Costuma-se aconselhar as pessoas a não avaliar um livro em função da sua página-rosto, a capa. No entanto, ainda que válido, esse adágio não se pode aplicar à nova criação de Arão Litsure.
Pelo que se percebeu, na cerimónia da sua apresentação, se o Reitor da Universidade Politécnica, Lourenço do Rosário – quem o apresentou – quisesse menosprezar os 25 Contos do Ventre dos Refugiados, fá-lo-ia com base na quantidade das páginas que contém e – em jeito de crítica – começaria por dizer o seguinte:
“O seu autor, através de poucas páginas, dá uma bofetada de luvas brancas aos nossos estudos universitários, e não só, em relação às investigações desenvolvidas em torno da literatura e cultura do nosso país, porque está, exclusivamente, virada para a análise da literatura escrita que herdámos do Ocidente, esquecendo que a maior parte de todos nós, os moçambicanos, têm o seu universo cultural, enraizado na sociedade de tradição e transmissão oral”.
Se Lourenço do Rosário reconhece a importância da produção intelectual na literatura de transmissão e tradição oral e é dirigente supremo de uma instituição de ensino superior, porque é que – até à data da publicação dos 25 Contos do Ventre dos Refugiados – não deu orientação aos estudantes e docentes da A Politécnica para desenvolver trabalhos similares?
O drama é que “o Reitor é chefe de muitas pessoas. Ora, quando as mesmas não querem desenvolver uma determinada actividade, este dirigente não deve coagi-los, pois ele não é um ditador. A situação é extremamente complicada porque, se nós defendemos a liberdade, não devemos defendê-la e tirá-la das pessoas ao mesmo tempo”.
Uma premissa importante
Ficámos com a impressão de que aquela cerimónia de publicação dos 25 Contos, realizada na Universidade A Politécnica, era uma verdadeira aula de sapiência. Senão vejamos: Lourenço do Rosário começou a sua locução (algo que, em certo grau, sublima a literatura de tradição oral em detrimento da escrita) estabelecendo uma premissa.
“A literatura de tradição e transmissão oral precede todas as manifestações literárias que o Homem, enquanto ser social, produz ao longo da sua história como forma de representação social, cultural, histórica, mítica e lendária da sua própria existência”.

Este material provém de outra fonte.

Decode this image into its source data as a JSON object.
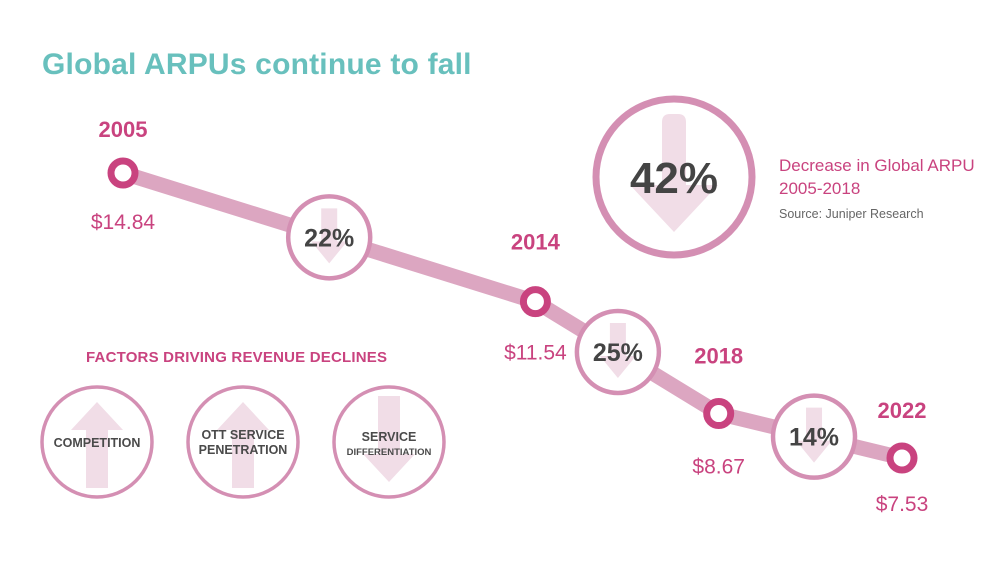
{
  "title": "Global ARPUs continue to fall",
  "chart_data": {
    "type": "line",
    "title": "Global ARPUs continue to fall",
    "x": [
      2005,
      2014,
      2018,
      2022
    ],
    "values": [
      14.84,
      11.54,
      8.67,
      7.53
    ],
    "year_labels": [
      "2005",
      "2014",
      "2018",
      "2022"
    ],
    "value_labels": [
      "$14.84",
      "$11.54",
      "$8.67",
      "$7.53"
    ],
    "segment_changes": [
      "22%",
      "25%",
      "14%"
    ],
    "segment_direction": "down",
    "ylim": [
      7.53,
      14.84
    ]
  },
  "summary": {
    "percent": "42%",
    "label_line1": "Decrease in Global ARPU",
    "label_line2": "2005-2018",
    "source": "Source: Juniper Research"
  },
  "factors": {
    "title": "FACTORS DRIVING REVENUE DECLINES",
    "items": [
      {
        "line1": "COMPETITION",
        "line2": "",
        "direction": "up"
      },
      {
        "line1": "OTT SERVICE",
        "line2": "PENETRATION",
        "direction": "up"
      },
      {
        "line1": "SERVICE",
        "line2": "DIFFERENTIATION",
        "direction": "down"
      }
    ]
  },
  "colors": {
    "accent": "#c9437f",
    "line": "#dca6c1",
    "ring": "#d48fb3",
    "arrow": "#f1dde7",
    "title": "#68c0bd",
    "text_dark": "#4a4a4a"
  }
}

Isso significa que, “a literatura escrita aparece muitos séculos depois de o Homem ter existido como ser social”. Afinal, “o que se funda, em primeiro lugar, é a literatura de tradição e transmissão oral que é muito mais rica, tendo uma grande história do que a segunda”. Basta que se tenha em consideração que a oratura é, em si própria, “simultaneamente, sujeito e objecto que veicula o conhecimento, o reflexo do conhecimento e a relação do Homem com a natureza numa perspectiva de educação e cultura”.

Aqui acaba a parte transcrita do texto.